Сергей Иванович поехал домой, чтобы успокоить жену, и передал ей все во всех подробностях. Добрая старуха пролила обильные слезы и только в последующих горячих молитвах Господу Богу черпала силы для перенесения тяжкого испытания.
Между тем ее муж действительно не терял ни минуты и принялся энергично действовать. Он отправил гонца в адресный стол за справками: где проживают Герасим Онуфриевич Онуфриев и Назар Назарович Мустафетов, находившийся тогда на свободе. Потом он пригласил в свой номер хозяина меблированных комнат.
— Какого вы мнения о моем сыне? — спросил старик.
— Жалко молодого человека! — ответил тот. — И понять не могу… просто не верится даже. Еще студентом у нас он жил, а теперь вот уж скоро три года на службе состоит и все продолжал у нас квартировать. Такого другого жильца не найти. Благороден, обхождение имеет с последним служащим самое деликатное. Уплата за комнату всегда аккуратная. Просто ума не приложу.
— Хорошо, — ответил дрожащим от радости голосом отец. — Если бы понадобилось, согласились бы вы подтвердить под присягою?
— Всю правду всегда-с!
— Позвольте, — остановил его Сергей Иванович. — А если бы для спасения моего сына и для того, чтобы доказать его невиновность — клянусь вам истинным Богом, он ни в чем не повинен! — вам понадобилось несколько обеспокоить себя, согласились бы вы поехать… ну, к судебному следователю или даже к прокурору? За все расходы, за трату времени, конечно, я готов…
— За это денег не берут! — строго и наставительно прервал хозяин. — Я куда угодно, во всякое время, для правды готов, как долг велит.
— А найдется ли у вас в доме другое лицо, которое тоже согласилось бы в случае надобности постоять за моего сына? Только надо, чтобы это был человек понимающий.
— Конторщик у меня страшно об Анатолии Сергеевиче сокрушается. К тому же он сам человек с понятиями, аттестат зрелости имеет, да дальше пойти не мог за неимением средств: больную мать-старушку приходится ему содержать.
— Вот и прекрасно! Нельзя ли мне будет тоже и с ним переговорить?
— Сию минуточку пришлю.
Конторщик подтвердил обещанное хозяином, и Лагорин попросил его ‘быть наготове’.

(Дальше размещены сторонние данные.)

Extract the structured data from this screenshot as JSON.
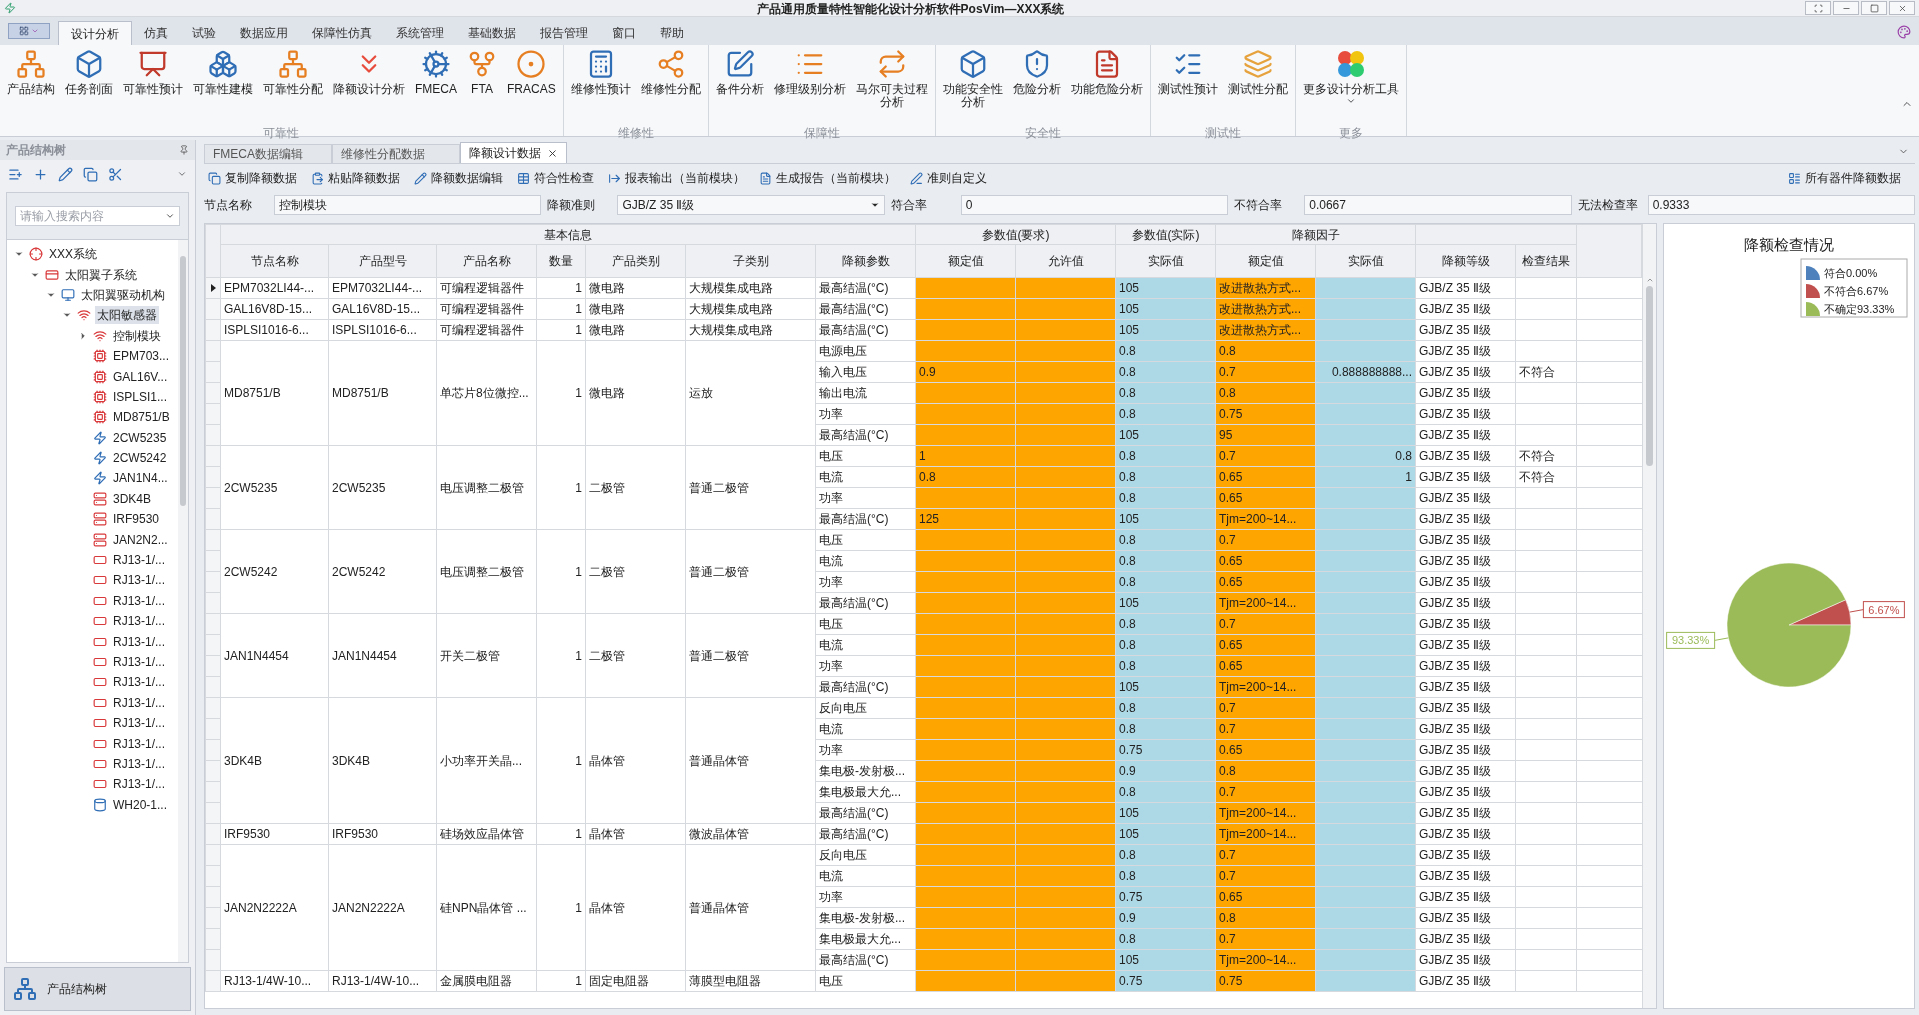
{
  "window": {
    "title": "产品通用质量特性智能化设计分析软件PosVim—XXX系统"
  },
  "menu_tabs": [
    {
      "label": "设计分析",
      "selected": true
    },
    {
      "label": "仿真",
      "selected": false
    },
    {
      "label": "试验",
      "selected": false
    },
    {
      "label": "数据应用",
      "selected": false
    },
    {
      "label": "保障性仿真",
      "selected": false
    },
    {
      "label": "系统管理",
      "selected": false
    },
    {
      "label": "基础数据",
      "selected": false
    },
    {
      "label": "报告管理",
      "selected": false
    },
    {
      "label": "窗口",
      "selected": false
    },
    {
      "label": "帮助",
      "selected": false
    }
  ],
  "ribbon": [
    {
      "label": "可靠性",
      "buttons": [
        {
          "lines": [
            "产品结构"
          ],
          "dropdown": false
        },
        {
          "lines": [
            "任务剖面"
          ],
          "dropdown": false
        },
        {
          "lines": [
            "可靠性预计"
          ],
          "dropdown": false
        },
        {
          "lines": [
            "可靠性建模"
          ],
          "dropdown": false
        },
        {
          "lines": [
            "可靠性分配"
          ],
          "dropdown": false
        },
        {
          "lines": [
            "降额设计分析"
          ],
          "dropdown": false
        },
        {
          "lines": [
            "FMECA"
          ],
          "dropdown": false
        },
        {
          "lines": [
            "FTA"
          ],
          "dropdown": false
        },
        {
          "lines": [
            "FRACAS"
          ],
          "dropdown": false
        }
      ]
    },
    {
      "label": "维修性",
      "buttons": [
        {
          "lines": [
            "维修性预计"
          ],
          "dropdown": false
        },
        {
          "lines": [
            "维修性分配"
          ],
          "dropdown": false
        }
      ]
    },
    {
      "label": "保障性",
      "buttons": [
        {
          "lines": [
            "备件分析"
          ],
          "dropdown": false
        },
        {
          "lines": [
            "修理级别分析"
          ],
          "dropdown": false
        },
        {
          "lines": [
            "马尔可夫过程",
            "分析"
          ],
          "dropdown": false
        }
      ]
    },
    {
      "label": "安全性",
      "buttons": [
        {
          "lines": [
            "功能安全性",
            "分析"
          ],
          "dropdown": false
        },
        {
          "lines": [
            "危险分析"
          ],
          "dropdown": false
        },
        {
          "lines": [
            "功能危险分析"
          ],
          "dropdown": false
        }
      ]
    },
    {
      "label": "测试性",
      "buttons": [
        {
          "lines": [
            "测试性预计"
          ],
          "dropdown": false
        },
        {
          "lines": [
            "测试性分配"
          ],
          "dropdown": false
        }
      ]
    },
    {
      "label": "更多",
      "buttons": [
        {
          "lines": [
            "更多设计分析工具"
          ],
          "dropdown": true
        }
      ]
    }
  ],
  "tree": {
    "title": "产品结构树",
    "search_placeholder": "请输入搜索内容",
    "footer": "产品结构树",
    "items": [
      {
        "label": "XXX系统",
        "kind": "system",
        "selected": false,
        "expanded": true,
        "children": [
          {
            "label": "太阳翼子系统",
            "kind": "subsystem",
            "selected": false,
            "expanded": true,
            "children": [
              {
                "label": "太阳翼驱动机构",
                "kind": "mechanism",
                "selected": false,
                "expanded": true,
                "children": [
                  {
                    "label": "太阳敏感器",
                    "kind": "sensor",
                    "selected": true,
                    "expanded": true,
                    "children": [
                      {
                        "label": "控制模块",
                        "kind": "sensor",
                        "selected": false,
                        "expanded": false
                      },
                      {
                        "label": "EPM703...",
                        "kind": "ic",
                        "selected": false
                      },
                      {
                        "label": "GAL16V...",
                        "kind": "ic",
                        "selected": false
                      },
                      {
                        "label": "ISPLSI1...",
                        "kind": "ic",
                        "selected": false
                      },
                      {
                        "label": "MD8751/B",
                        "kind": "ic",
                        "selected": false
                      },
                      {
                        "label": "2CW5235",
                        "kind": "diode",
                        "selected": false
                      },
                      {
                        "label": "2CW5242",
                        "kind": "diode",
                        "selected": false
                      },
                      {
                        "label": "JAN1N4...",
                        "kind": "diode",
                        "selected": false
                      },
                      {
                        "label": "3DK4B",
                        "kind": "transistor",
                        "selected": false
                      },
                      {
                        "label": "IRF9530",
                        "kind": "transistor",
                        "selected": false
                      },
                      {
                        "label": "JAN2N2...",
                        "kind": "transistor",
                        "selected": false
                      },
                      {
                        "label": "RJ13-1/...",
                        "kind": "resistor",
                        "selected": false
                      },
                      {
                        "label": "RJ13-1/...",
                        "kind": "resistor",
                        "selected": false
                      },
                      {
                        "label": "RJ13-1/...",
                        "kind": "resistor",
                        "selected": false
                      },
                      {
                        "label": "RJ13-1/...",
                        "kind": "resistor",
                        "selected": false
                      },
                      {
                        "label": "RJ13-1/...",
                        "kind": "resistor",
                        "selected": false
                      },
                      {
                        "label": "RJ13-1/...",
                        "kind": "resistor",
                        "selected": false
                      },
                      {
                        "label": "RJ13-1/...",
                        "kind": "resistor",
                        "selected": false
                      },
                      {
                        "label": "RJ13-1/...",
                        "kind": "resistor",
                        "selected": false
                      },
                      {
                        "label": "RJ13-1/...",
                        "kind": "resistor",
                        "selected": false
                      },
                      {
                        "label": "RJ13-1/...",
                        "kind": "resistor",
                        "selected": false
                      },
                      {
                        "label": "RJ13-1/...",
                        "kind": "resistor",
                        "selected": false
                      },
                      {
                        "label": "RJ13-1/...",
                        "kind": "resistor",
                        "selected": false
                      },
                      {
                        "label": "WH20-1...",
                        "kind": "potentiometer",
                        "selected": false
                      }
                    ]
                  }
                ]
              }
            ]
          }
        ]
      }
    ]
  },
  "doc_tabs": [
    {
      "label": "FMECA数据编辑",
      "selected": false
    },
    {
      "label": "维修性分配数据",
      "selected": false
    },
    {
      "label": "降额设计数据",
      "selected": true
    }
  ],
  "toolbar": [
    {
      "label": "复制降额数据"
    },
    {
      "label": "粘贴降额数据"
    },
    {
      "label": "降额数据编辑"
    },
    {
      "label": "符合性检查"
    },
    {
      "label": "报表输出（当前模块）"
    },
    {
      "label": "生成报告（当前模块）"
    },
    {
      "label": "准则自定义"
    }
  ],
  "toolbar_right": {
    "label": "所有器件降额数据"
  },
  "fields": [
    {
      "label": "节点名称",
      "value": "控制模块",
      "kind": "text"
    },
    {
      "label": "降额准则",
      "value": "GJB/Z 35 Ⅱ级",
      "kind": "select"
    },
    {
      "label": "符合率",
      "value": "0",
      "kind": "text"
    },
    {
      "label": "不符合率",
      "value": "0.0667",
      "kind": "text"
    },
    {
      "label": "无法检查率",
      "value": "0.9333",
      "kind": "text"
    }
  ],
  "table": {
    "header_groups": [
      {
        "label": "基本信息",
        "columns": [
          "节点名称",
          "产品型号",
          "产品名称",
          "数量",
          "产品类别",
          "子类别",
          "降额参数"
        ]
      },
      {
        "label": "参数值(要求)",
        "columns": [
          "额定值",
          "允许值"
        ]
      },
      {
        "label": "参数值(实际)",
        "columns": [
          "实际值"
        ]
      },
      {
        "label": "降额因子",
        "columns": [
          "额定值",
          "实际值"
        ]
      }
    ],
    "columns_extra": [
      "降额等级",
      "检查结果"
    ],
    "groups": [
      {
        "selected": true,
        "node": "EPM7032LI44-...",
        "model": "EPM7032LI44-...",
        "name": "可编程逻辑器件",
        "qty": "1",
        "category": "微电路",
        "subcategory": "大规模集成电路",
        "params": [
          {
            "param": "最高结温(°C)",
            "actual": "105",
            "factor_rated": "改进散热方式...",
            "grade": "GJB/Z 35 Ⅱ级"
          }
        ]
      },
      {
        "selected": false,
        "node": "GAL16V8D-15...",
        "model": "GAL16V8D-15...",
        "name": "可编程逻辑器件",
        "qty": "1",
        "category": "微电路",
        "subcategory": "大规模集成电路",
        "params": [
          {
            "param": "最高结温(°C)",
            "actual": "105",
            "factor_rated": "改进散热方式...",
            "grade": "GJB/Z 35 Ⅱ级"
          }
        ]
      },
      {
        "selected": false,
        "node": "ISPLSI1016-6...",
        "model": "ISPLSI1016-6...",
        "name": "可编程逻辑器件",
        "qty": "1",
        "category": "微电路",
        "subcategory": "大规模集成电路",
        "params": [
          {
            "param": "最高结温(°C)",
            "actual": "105",
            "factor_rated": "改进散热方式...",
            "grade": "GJB/Z 35 Ⅱ级"
          }
        ]
      },
      {
        "selected": false,
        "node": "MD8751/B",
        "model": "MD8751/B",
        "name": "单芯片8位微控...",
        "qty": "1",
        "category": "微电路",
        "subcategory": "运放",
        "params": [
          {
            "param": "电源电压",
            "actual": "0.8",
            "factor_rated": "0.8",
            "grade": "GJB/Z 35 Ⅱ级"
          },
          {
            "param": "输入电压",
            "rated": "0.9",
            "actual": "0.8",
            "factor_rated": "0.7",
            "factor_actual": "0.888888888...",
            "grade": "GJB/Z 35 Ⅱ级",
            "result": "不符合"
          },
          {
            "param": "输出电流",
            "actual": "0.8",
            "factor_rated": "0.8",
            "grade": "GJB/Z 35 Ⅱ级"
          },
          {
            "param": "功率",
            "actual": "0.8",
            "factor_rated": "0.75",
            "grade": "GJB/Z 35 Ⅱ级"
          },
          {
            "param": "最高结温(°C)",
            "actual": "105",
            "factor_rated": "95",
            "grade": "GJB/Z 35 Ⅱ级"
          }
        ]
      },
      {
        "selected": false,
        "node": "2CW5235",
        "model": "2CW5235",
        "name": "电压调整二极管",
        "qty": "1",
        "category": "二极管",
        "subcategory": "普通二极管",
        "params": [
          {
            "param": "电压",
            "rated": "1",
            "actual": "0.8",
            "factor_rated": "0.7",
            "factor_actual": "0.8",
            "grade": "GJB/Z 35 Ⅱ级",
            "result": "不符合"
          },
          {
            "param": "电流",
            "rated": "0.8",
            "actual": "0.8",
            "factor_rated": "0.65",
            "factor_actual": "1",
            "grade": "GJB/Z 35 Ⅱ级",
            "result": "不符合"
          },
          {
            "param": "功率",
            "actual": "0.8",
            "factor_rated": "0.65",
            "grade": "GJB/Z 35 Ⅱ级"
          },
          {
            "param": "最高结温(°C)",
            "rated": "125",
            "actual": "105",
            "factor_rated": "Tjm=200~14...",
            "grade": "GJB/Z 35 Ⅱ级"
          }
        ]
      },
      {
        "selected": false,
        "node": "2CW5242",
        "model": "2CW5242",
        "name": "电压调整二极管",
        "qty": "1",
        "category": "二极管",
        "subcategory": "普通二极管",
        "params": [
          {
            "param": "电压",
            "actual": "0.8",
            "factor_rated": "0.7",
            "grade": "GJB/Z 35 Ⅱ级"
          },
          {
            "param": "电流",
            "actual": "0.8",
            "factor_rated": "0.65",
            "grade": "GJB/Z 35 Ⅱ级"
          },
          {
            "param": "功率",
            "actual": "0.8",
            "factor_rated": "0.65",
            "grade": "GJB/Z 35 Ⅱ级"
          },
          {
            "param": "最高结温(°C)",
            "actual": "105",
            "factor_rated": "Tjm=200~14...",
            "grade": "GJB/Z 35 Ⅱ级"
          }
        ]
      },
      {
        "selected": false,
        "node": "JAN1N4454",
        "model": "JAN1N4454",
        "name": "开关二极管",
        "qty": "1",
        "category": "二极管",
        "subcategory": "普通二极管",
        "params": [
          {
            "param": "电压",
            "actual": "0.8",
            "factor_rated": "0.7",
            "grade": "GJB/Z 35 Ⅱ级"
          },
          {
            "param": "电流",
            "actual": "0.8",
            "factor_rated": "0.65",
            "grade": "GJB/Z 35 Ⅱ级"
          },
          {
            "param": "功率",
            "actual": "0.8",
            "factor_rated": "0.65",
            "grade": "GJB/Z 35 Ⅱ级"
          },
          {
            "param": "最高结温(°C)",
            "actual": "105",
            "factor_rated": "Tjm=200~14...",
            "grade": "GJB/Z 35 Ⅱ级"
          }
        ]
      },
      {
        "selected": false,
        "node": "3DK4B",
        "model": "3DK4B",
        "name": "小功率开关晶...",
        "qty": "1",
        "category": "晶体管",
        "subcategory": "普通晶体管",
        "params": [
          {
            "param": "反向电压",
            "actual": "0.8",
            "factor_rated": "0.7",
            "grade": "GJB/Z 35 Ⅱ级"
          },
          {
            "param": "电流",
            "actual": "0.8",
            "factor_rated": "0.7",
            "grade": "GJB/Z 35 Ⅱ级"
          },
          {
            "param": "功率",
            "actual": "0.75",
            "factor_rated": "0.65",
            "grade": "GJB/Z 35 Ⅱ级"
          },
          {
            "param": "集电极-发射极...",
            "actual": "0.9",
            "factor_rated": "0.8",
            "grade": "GJB/Z 35 Ⅱ级"
          },
          {
            "param": "集电极最大允...",
            "actual": "0.8",
            "factor_rated": "0.7",
            "grade": "GJB/Z 35 Ⅱ级"
          },
          {
            "param": "最高结温(°C)",
            "actual": "105",
            "factor_rated": "Tjm=200~14...",
            "grade": "GJB/Z 35 Ⅱ级"
          }
        ]
      },
      {
        "selected": false,
        "node": "IRF9530",
        "model": "IRF9530",
        "name": "硅场效应晶体管",
        "qty": "1",
        "category": "晶体管",
        "subcategory": "微波晶体管",
        "params": [
          {
            "param": "最高结温(°C)",
            "actual": "105",
            "factor_rated": "Tjm=200~14...",
            "grade": "GJB/Z 35 Ⅱ级"
          }
        ]
      },
      {
        "selected": false,
        "node": "JAN2N2222A",
        "model": "JAN2N2222A",
        "name": "硅NPN晶体管 ...",
        "qty": "1",
        "category": "晶体管",
        "subcategory": "普通晶体管",
        "params": [
          {
            "param": "反向电压",
            "actual": "0.8",
            "factor_rated": "0.7",
            "grade": "GJB/Z 35 Ⅱ级"
          },
          {
            "param": "电流",
            "actual": "0.8",
            "factor_rated": "0.7",
            "grade": "GJB/Z 35 Ⅱ级"
          },
          {
            "param": "功率",
            "actual": "0.75",
            "factor_rated": "0.65",
            "grade": "GJB/Z 35 Ⅱ级"
          },
          {
            "param": "集电极-发射极...",
            "actual": "0.9",
            "factor_rated": "0.8",
            "grade": "GJB/Z 35 Ⅱ级"
          },
          {
            "param": "集电极最大允...",
            "actual": "0.8",
            "factor_rated": "0.7",
            "grade": "GJB/Z 35 Ⅱ级"
          },
          {
            "param": "最高结温(°C)",
            "actual": "105",
            "factor_rated": "Tjm=200~14...",
            "grade": "GJB/Z 35 Ⅱ级"
          }
        ]
      },
      {
        "selected": false,
        "node": "RJ13-1/4W-10...",
        "model": "RJ13-1/4W-10...",
        "name": "金属膜电阻器",
        "qty": "1",
        "category": "固定电阻器",
        "subcategory": "薄膜型电阻器",
        "params": [
          {
            "param": "电压",
            "actual": "0.75",
            "factor_rated": "0.75",
            "grade": "GJB/Z 35 Ⅱ级"
          }
        ]
      }
    ]
  },
  "chart_panel": {
    "chart_data": {
      "type": "pie",
      "title": "降额检查情况",
      "legend": "upper right",
      "categories": [
        "符合0.00%",
        "不符合6.67%",
        "不确定93.33%"
      ],
      "values": [
        0,
        6.67,
        93.33
      ],
      "colors": [
        "#4f81bd",
        "#c0504d",
        "#9bbb59"
      ],
      "value_labels": [
        null,
        "6.67%",
        "93.33%"
      ]
    }
  }
}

Вскоре вернулся посыльный со справками из адресного стола. Ему же Сергей Иванович дал новое поручение, причем особенно порекомендовал ему отвечать на все расспросы, что послан он прямо с улицы неизвестным господином. Дождавшись ответа в форме словесного согласия, старик целый день не мог успокоиться и неоднократно совещался с конторщиком и хозяином меблированных комнат.
Под вечер Сергей Иванович отправился в один захудалый ресторанчик, где предупредил в швейцарской, что если будут спрашивать Назара Назаровича Мустафетова, то пусть укажут на него. В ожидании он уселся за столик, а вскоре за ближайшим столиком рядом поместились хозяин меблированных комнат и конторщик, усевшиеся как ни в чем не бывало, будто не зная и не замечая его.

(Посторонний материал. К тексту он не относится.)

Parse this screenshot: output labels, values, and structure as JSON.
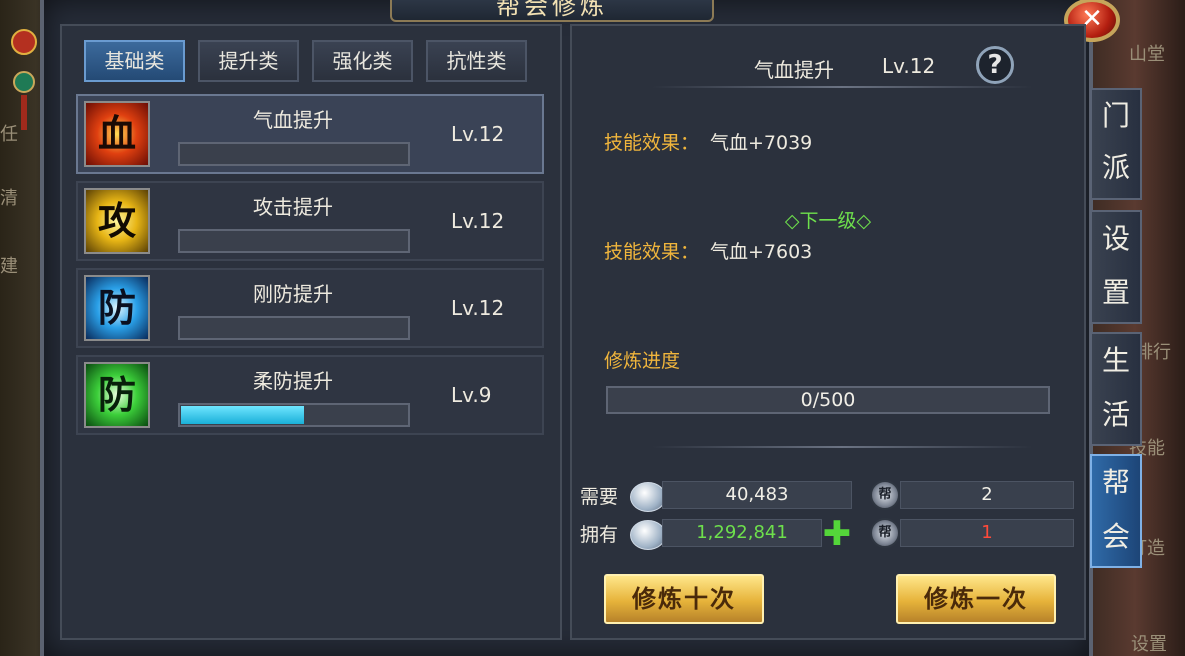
{
  "window": {
    "title": "帮会修炼"
  },
  "tabs": [
    {
      "label": "基础类",
      "active": true
    },
    {
      "label": "提升类",
      "active": false
    },
    {
      "label": "强化类",
      "active": false
    },
    {
      "label": "抗性类",
      "active": false
    }
  ],
  "skills": [
    {
      "name": "气血提升",
      "level": "Lv.12",
      "icon_char": "血",
      "icon": "blood-skill-icon",
      "progress": 0,
      "selected": true
    },
    {
      "name": "攻击提升",
      "level": "Lv.12",
      "icon_char": "攻",
      "icon": "attack-skill-icon",
      "progress": 0,
      "selected": false
    },
    {
      "name": "刚防提升",
      "level": "Lv.12",
      "icon_char": "防",
      "icon": "physical-defense-skill-icon",
      "progress": 0,
      "selected": false
    },
    {
      "name": "柔防提升",
      "level": "Lv.9",
      "icon_char": "防",
      "icon": "magic-defense-skill-icon",
      "progress": 0.54,
      "selected": false
    }
  ],
  "detail": {
    "name": "气血提升",
    "level": "Lv.12",
    "help": "?",
    "effect_label": "技能效果：",
    "current_effect": "气血+7039",
    "next_level_label": "◇下一级◇",
    "next_effect": "气血+7603",
    "progress_label": "修炼进度",
    "progress_text": "0/500"
  },
  "cost": {
    "need_label": "需要",
    "have_label": "拥有",
    "need_silver": "40,483",
    "have_silver": "1,292,841",
    "need_token": "2",
    "have_token": "1",
    "token_char": "帮"
  },
  "buttons": {
    "train_ten": "修炼十次",
    "train_once": "修炼一次",
    "plus": "✚",
    "close": "✕"
  },
  "side_tabs": [
    {
      "label": "门派",
      "active": false
    },
    {
      "label": "设置",
      "active": false
    },
    {
      "label": "生活",
      "active": false
    },
    {
      "label": "帮会",
      "active": true
    }
  ],
  "background_text": [
    "任",
    "清",
    "建",
    "排行",
    "技能",
    "打造",
    "设置",
    "山堂"
  ],
  "colors": {
    "accent_gold": "#f0b53c",
    "green": "#6ee04c",
    "red_value": "#ff4a3a",
    "active_tab": "#3c6a9c"
  }
}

Прошло добрых полчаса, пока наконец не вошел знаменитый Гарпагон и, как лисица, попавшая в курятник, стал оглядываться по сторонам.
Анатолий хорошо описал его наружность отцу, так что Сергей Иванович сейчас же признал его. Быстро встал он к нему навстречу со словами:
— Герасим Онуфриевич, меня прислал к вам Назар Назарович Мустафетов. Прошу садиться. Потолкуем! — И так усадил его, чтобы старый негодяй приходился совсем близко к соседнему столику.
Не зная, что сказать, Гарпагон постарался отразить на лице улыбку и спросил Лагорина:
— Вероятно, опять дельце наклевывается? Хорошему господину служить всегда приятно.
— Дело щекотливое, — ответил Сергей Иванович сперва тихо, но затем повел речь достаточно громко, чтобы каждое слово было слышно за соседним столом: — Назар Назарович предлагает вам исправить одну свою великую ошибку. Как он ни умен, а теперь сознает, что дал маху.
— В чем это?
— Да насчет молодого Лагорина. Оказывается, его родители соглашаются дать за него большой выкуп.
Гарпагон покачал головою, после чего сказал:
— Поторопился, видно, Назар Назарович!
— То есть как поторопился?
Старый плут подозрительно посмотрел на собеседника, как будто сомневаясь: можно ли с ним говорить начистоту?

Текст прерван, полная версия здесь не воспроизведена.